Your inequality follows immediately from this statement for $a=\frac{1}{2}.$
On
Completing the squares
$$x^2+3x+\frac1x -\frac{15}4=\left(x-\frac12\right)^2+4x+ \frac1x -4 = \left(x-\frac12\right)^2+ \left(2\sqrt x-\frac1{\sqrt x}\right)^2\ge0$$
On
$$\dfrac{a\cdot\dfrac{x^2}a+3b\cdot\dfrac xb+c\cdot\dfrac1{cx}}{a+3b+c}\ge\sqrt[a+b+c]{\left(\dfrac{x^2}a\right)^a\cdot\left(\dfrac xb\right)^{3b}\cdot\left(\dfrac1{cx}\right)^c}$$
The coefficient of $x$ under radical is $$2a+3b-c$$
Let us set $2a+3b-c=0$
$$\implies\dfrac{a\cdot\dfrac{x^2}a+3b\cdot\dfrac xb+(2a+3b)\cdot\dfrac1{(2a+3b)x}}{a+3b+(2a+3b)}\ge\sqrt[a+b+(2a+3b)]{\left(\dfrac{x^2}a\right)^a\cdot\left(\dfrac xb\right)^{3b}\cdot\left(\dfrac1{(2a+3b)x}\right)^{2a+3b}}$$
$$\implies\dfrac{x^2+3x+\dfrac1x}{3(a+2b)}\ge (a^{-a}b^{-3b}(2a+3b)^{-(2a+3b)})^{1/(3(a+2b))}$$
WLOG $a=b=1$
$$\implies\dfrac{x^2+3x+\dfrac1x}{9}\ge (5^{-5})^{1/9}$$
It is sufficient to show $$\dfrac9{5^{-5/9}}\ge\dfrac{15}4\iff12\ge5^{1-5/9}\iff12^9\ge5^4$$ which is obvious
On
A bit late but I thought worth mentioning it:
Consider the equivalent inequality
$$4x^2+12x+ \frac 4x = (2x)^2 + 6(2x)+\frac 8{2x}\geq 15$$
Setting $y=2x$, you get
\begin{eqnarray*} y^2+6y+\frac 8y & = & y^2 - 2y +8\left(y+\frac 1y\right)\\ & = & (y-1)^2-1+8\left(y+\frac 1y\right) \\ & \geq & 0-1+8\cdot 2 = 15 \end{eqnarray*} with equality if and only if $y=1 \Leftrightarrow x=\frac 12$.

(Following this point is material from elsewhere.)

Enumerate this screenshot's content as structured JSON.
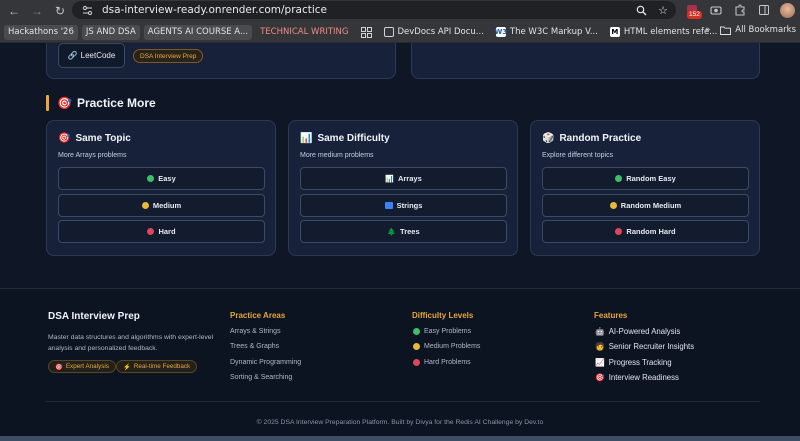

The AM-GM inequality would not be any better than derivatives at finding your minimum. But if you know (or suspect) that the minimum is at $x = \frac12$, then we can use it to get a proof.

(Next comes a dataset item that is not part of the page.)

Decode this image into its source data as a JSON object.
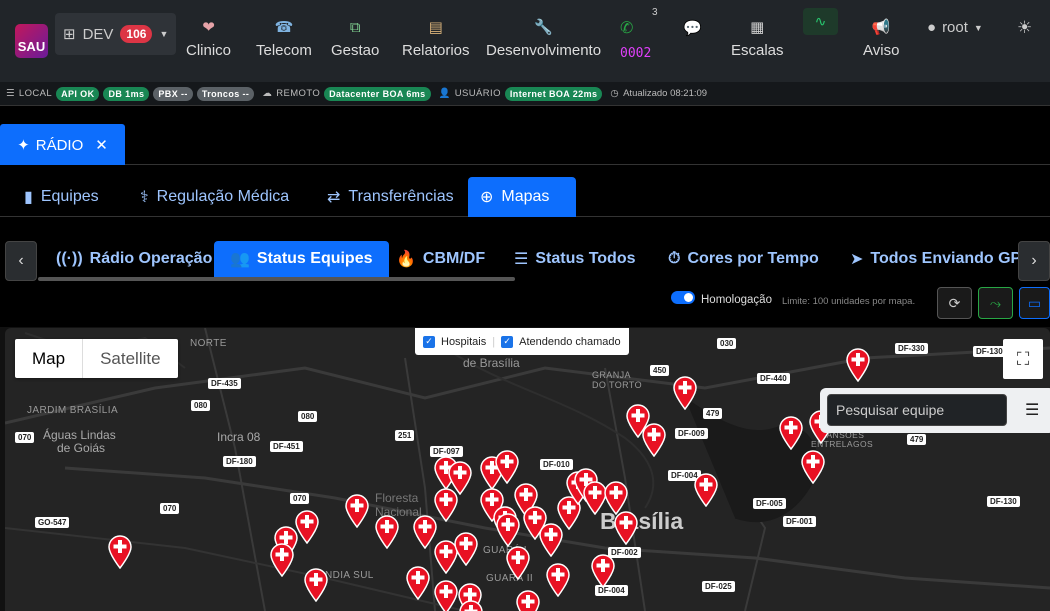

First: at $x = \frac12$, the three terms are equal to $\frac14$, $\frac32$, and $2$. If we want to use a weighted AM-GM inequality to prove that $x^2 + 3x + \frac1x \ge \frac{15}{4}$, this has to be the equality case. So, we rewrite $x^2 + 3x + \frac1x$ as $$ \frac1{15} (15 x^2) + \frac25 \left(\frac{15}{2}x\right) + \frac{8}{15} \left(\frac{15}{8x}\right) $$ because the three terms $15x^2$, $\frac{15}{2}x$, and $\frac{15}{8x}$ are equal at $x=\frac12$. (We get the coefficients $\frac1{15}$, $\frac25$, and $\frac{8}{15}$ by normalizing $\frac14$, $\frac32$, and $2$ to add to $1$.)
Now, we apply weighted AM-GM: $$ \frac1{15} (15 x^2) + \frac25 \left(\frac{15}{2}x\right) + \frac{8}{15} \left(\frac{15}{8x}\right) \ge (15 x^2)^{1/15} \left(\frac{15}{2}x\right)^{2/5} \left(\frac{15}{8x}\right)^{8/15}. $$ The right-hand side simplifies to $\frac{15}{4}$, as all the powers of $x$ cancel, and we get the lower bound we wanted.
The general procedure at work here is called geometric programming. Usually, we do not have a candidate solution, and we will try arbitrary weights $\delta_1, \delta_2, \delta_3 \ge 0$ with $\delta_1 + \delta_2 + \delta_3 = 1$ (to apply AM-GM) and $2\delta_1 + \delta_2 - \delta_3 = 0$ (so that the powers of $x$ cancel). Then we would get a lower bound on $x^2 +3x + \frac1x$ depending on these weights, and we would optimize our choice of weights to get the best lower bound possible.
In this example, this technique doesn't work any better than setting the derivative equal to $0$. It really shines in multivariable examples.